One of our systems administrators at work setup our zero downtime deployment solution with Tomcat which so far has worked pretty well for us. We needed a zero downtime deployment solution because we strive to practice agile development and therefor launch a new release of our site every 2 weeks, plus we need the ability to launch a bug fix without taking the site down. Lastly, we were able to do zero downtime deploys with our old Perl/Modperl code base so it wouldn’t have helped our case to port from Perl to Java if we now had to incur downtime to launch a new release.
This is one area where Perl, Ruby, Pathon, et al shine because you can cut over to a new release in a matter of seconds by doing “mv website website.old; mv website.new website; cluster apachectl graceful”. You can also patch a file in the release branch and just move that file live without having to redploy the whole release. Lastly you can add debug log messages to a live class file just by editing it on the production site when the fit really hits the shan and you can’t reproduce the bug on your dev or staging environments. Java has a lot of other merits though such as excellent IDE’s with extermely powerful refactoring abilities, OR mapping, plethora of MVC frameworks, etc… which is why we chose it to replace Perl.

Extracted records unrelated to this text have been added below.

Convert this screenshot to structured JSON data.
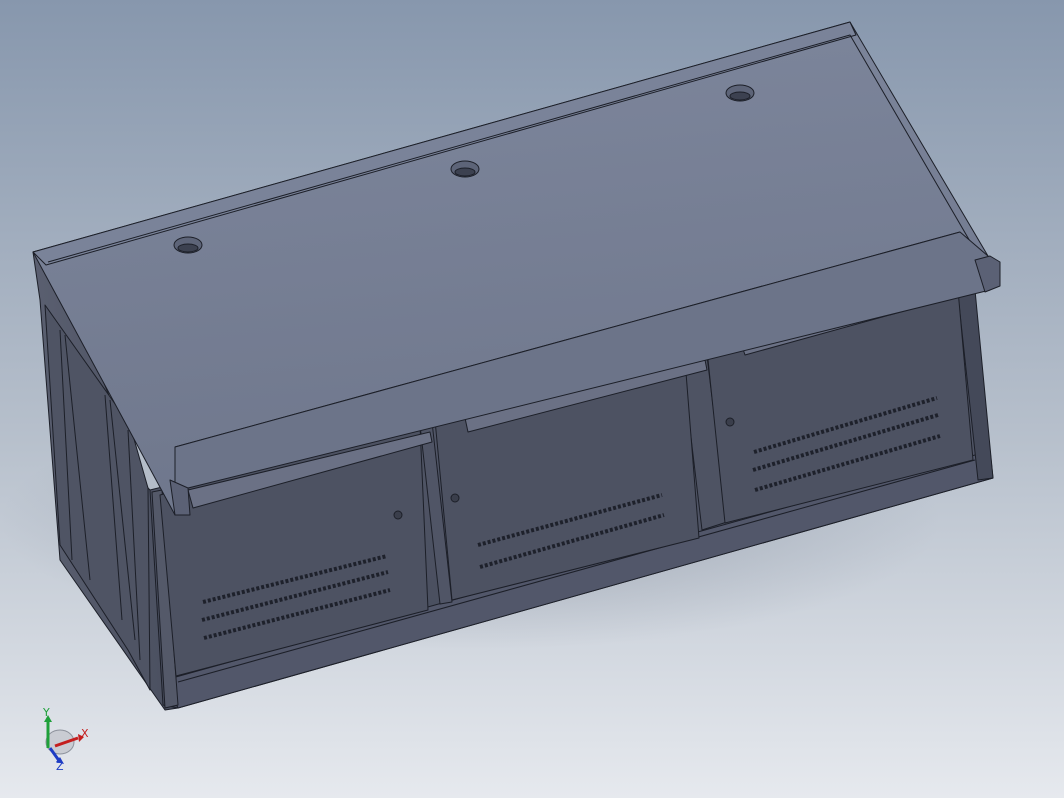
{
  "viewport": {
    "model": "operator-console-cabinet",
    "colors": {
      "background_top": "#8797ad",
      "background_mid": "#b7c0cc",
      "background_bottom": "#e6e9ee",
      "body_dark": "#4b5061",
      "body_mid": "#5c6172",
      "top_surface": "#77809a",
      "edge_line": "#1c1f28",
      "vent_slot": "#1e212b"
    }
  },
  "triad": {
    "x_label": "X",
    "y_label": "Y",
    "z_label": "Z",
    "x_color": "#c41e1e",
    "y_color": "#1ea03a",
    "z_color": "#1e3cc4"
  }
}
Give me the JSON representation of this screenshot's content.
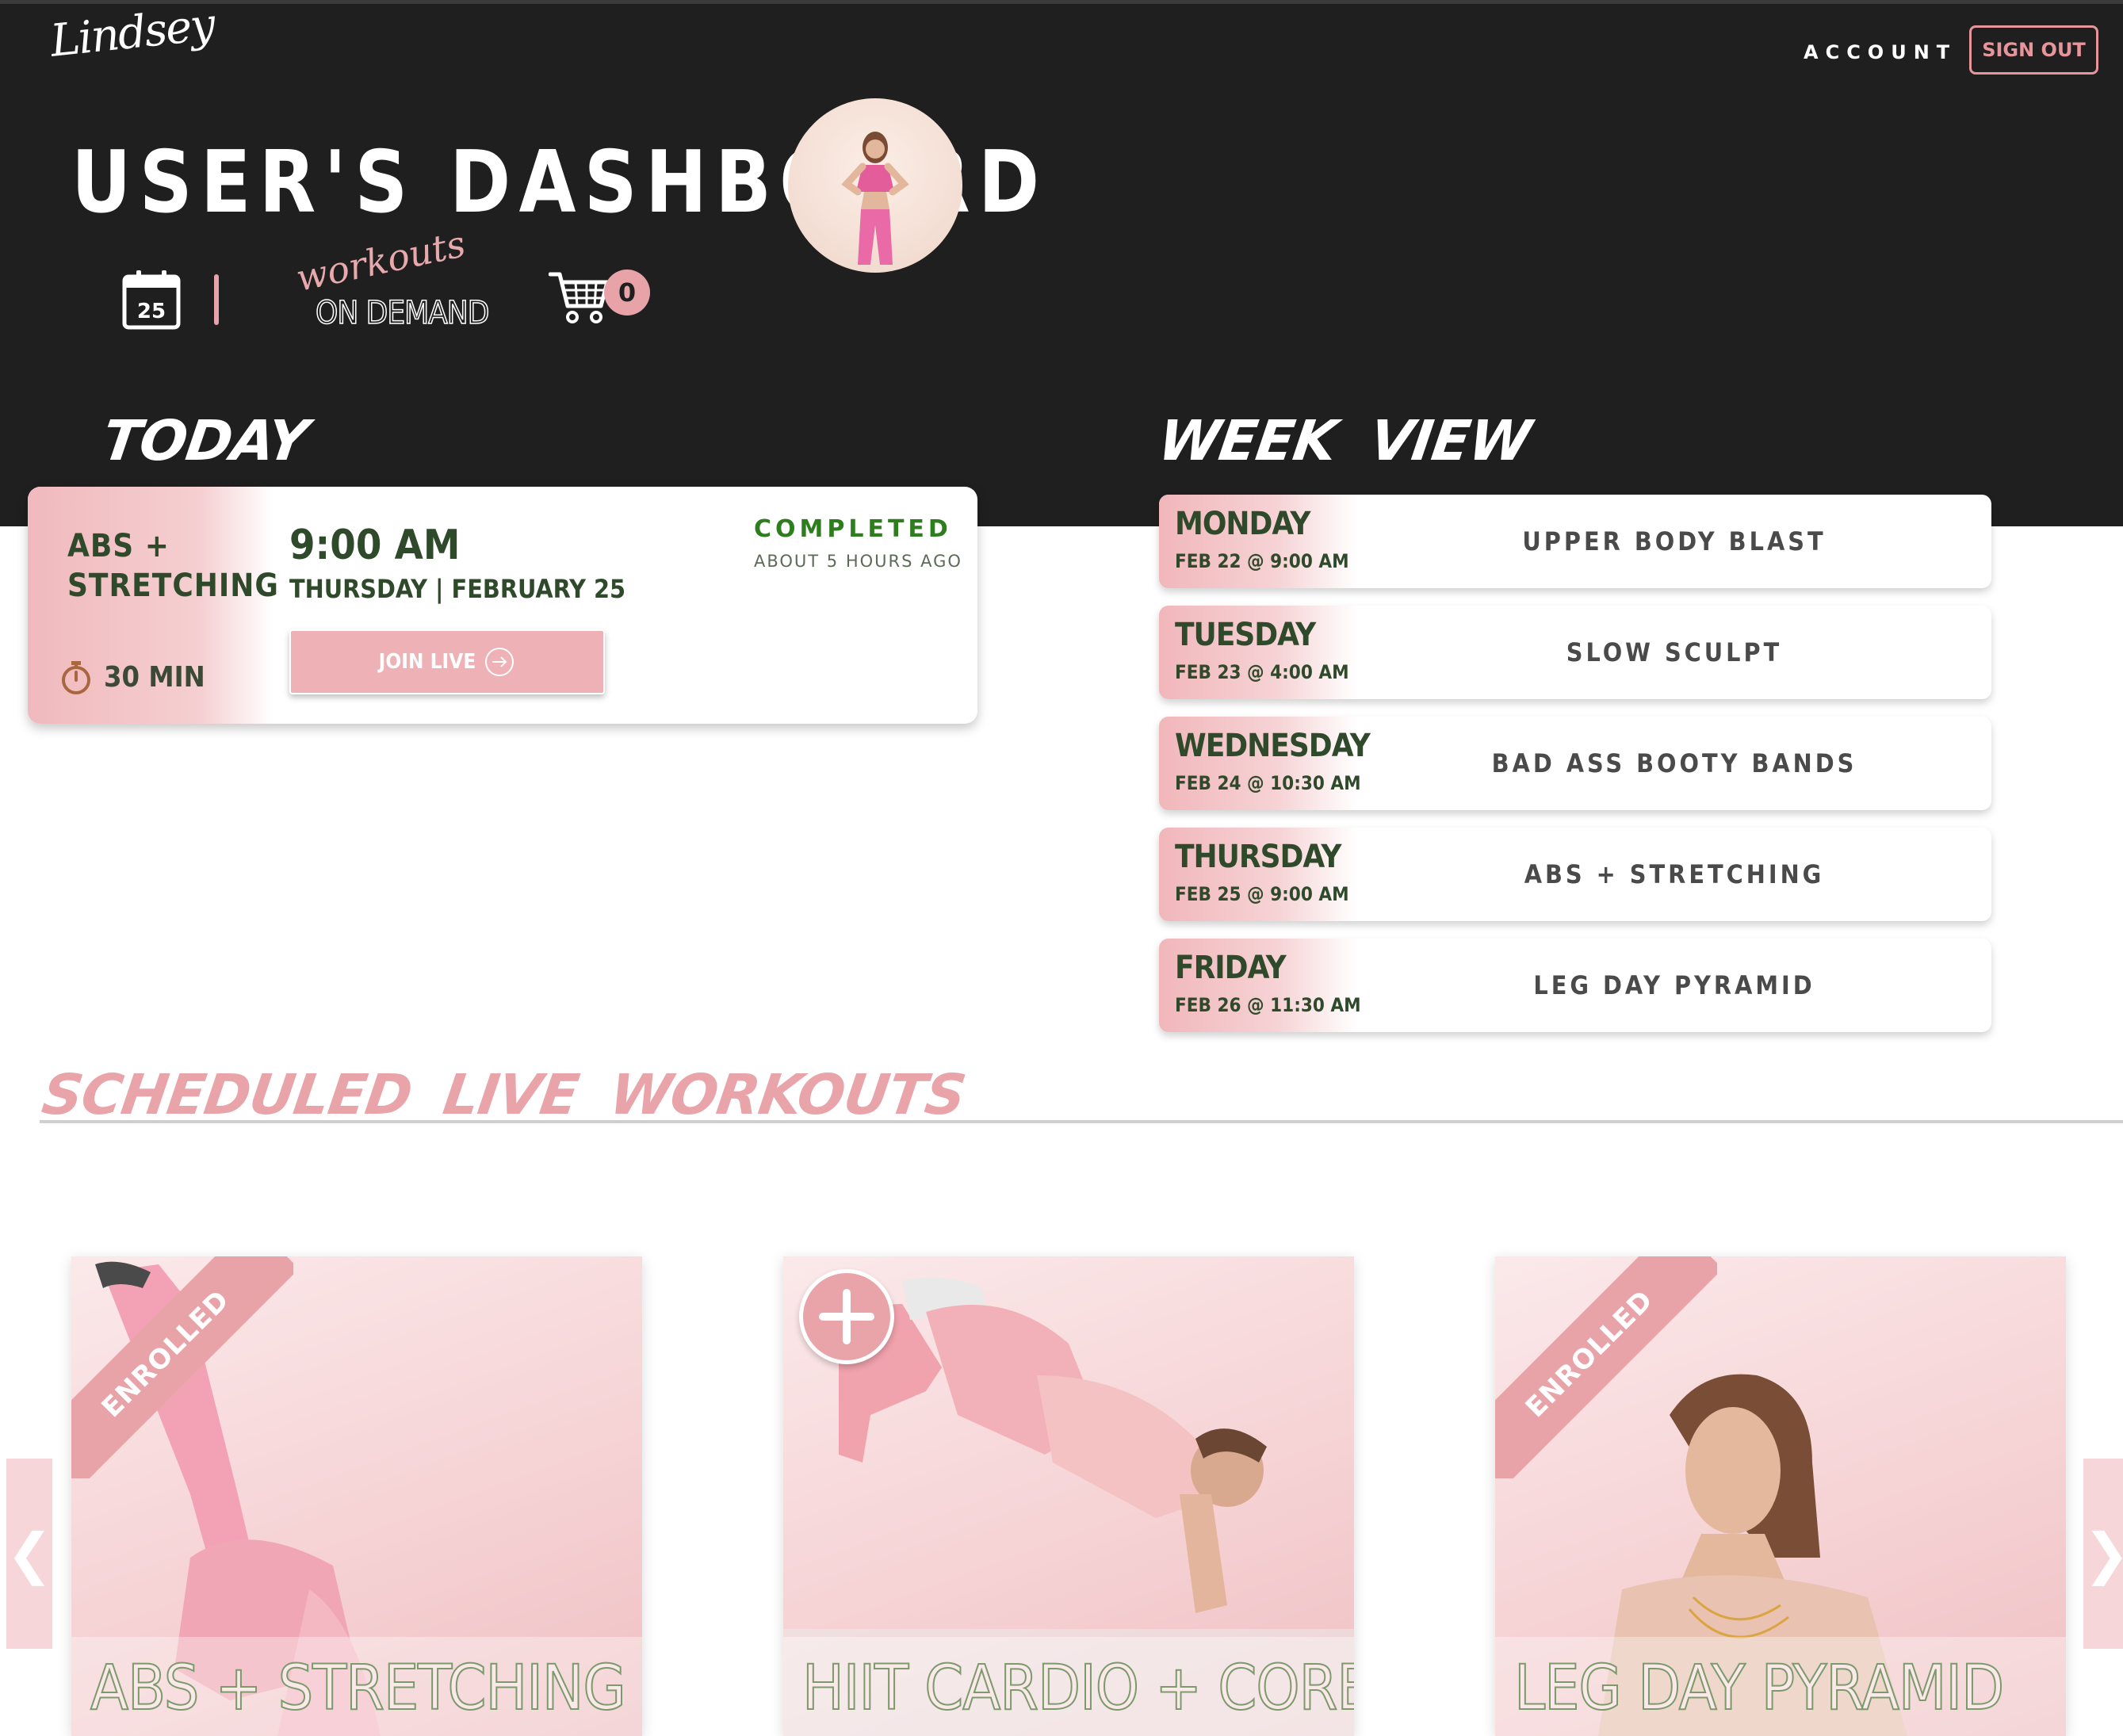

As it stands with our current setup we can launch a new release of the site with zero downtime unless incompatible database schema changes need to go live. In those cases we’ll schedule a maintenance window late at night to launch a release. Nobody likes staying up late at night though so I also view zero downtime deploys as advantageous for employee retention.
Here’s our current setup for zero downtime deploys:
1. We use replicated sessions in Tomcat so that the load balancer can bounce users around from one app server to another as it sees fit.
2. Our configuration is such that each physical server runs Apache, mod_jk (not mod_jk2), and a Tomcat instance.
3. Each mod_jk is configured to favor using the Tomcat on the local machine but can failover to a Tomcat running on another machine if the local instance gets shutdown.
To deploy a new WAR we have a script we call that we pass the path to the WAR file to. In the future we want to add functionality to this script to automatically SCP the WAR over from our staging/qa server, checksum it, and then deploy it. Here’s what the script currently does:
1. It SSHs to each application server sequentially (using public/private key pairs to authenticate without a password).
2. Shuts down Tomcat and then Apache’s mod_jk automatically fails over to another still runnning Tomcat on another machine.
3. Drops the new WAR into place and starts up Tomcat and then waits until Tomcat is again listening on port 8009. At that point mod_jk on the local server will start using the local Tomcat again.
5. Moves onto the next application server and repeats until it’s gone through all the app servers and our upgrade is complete.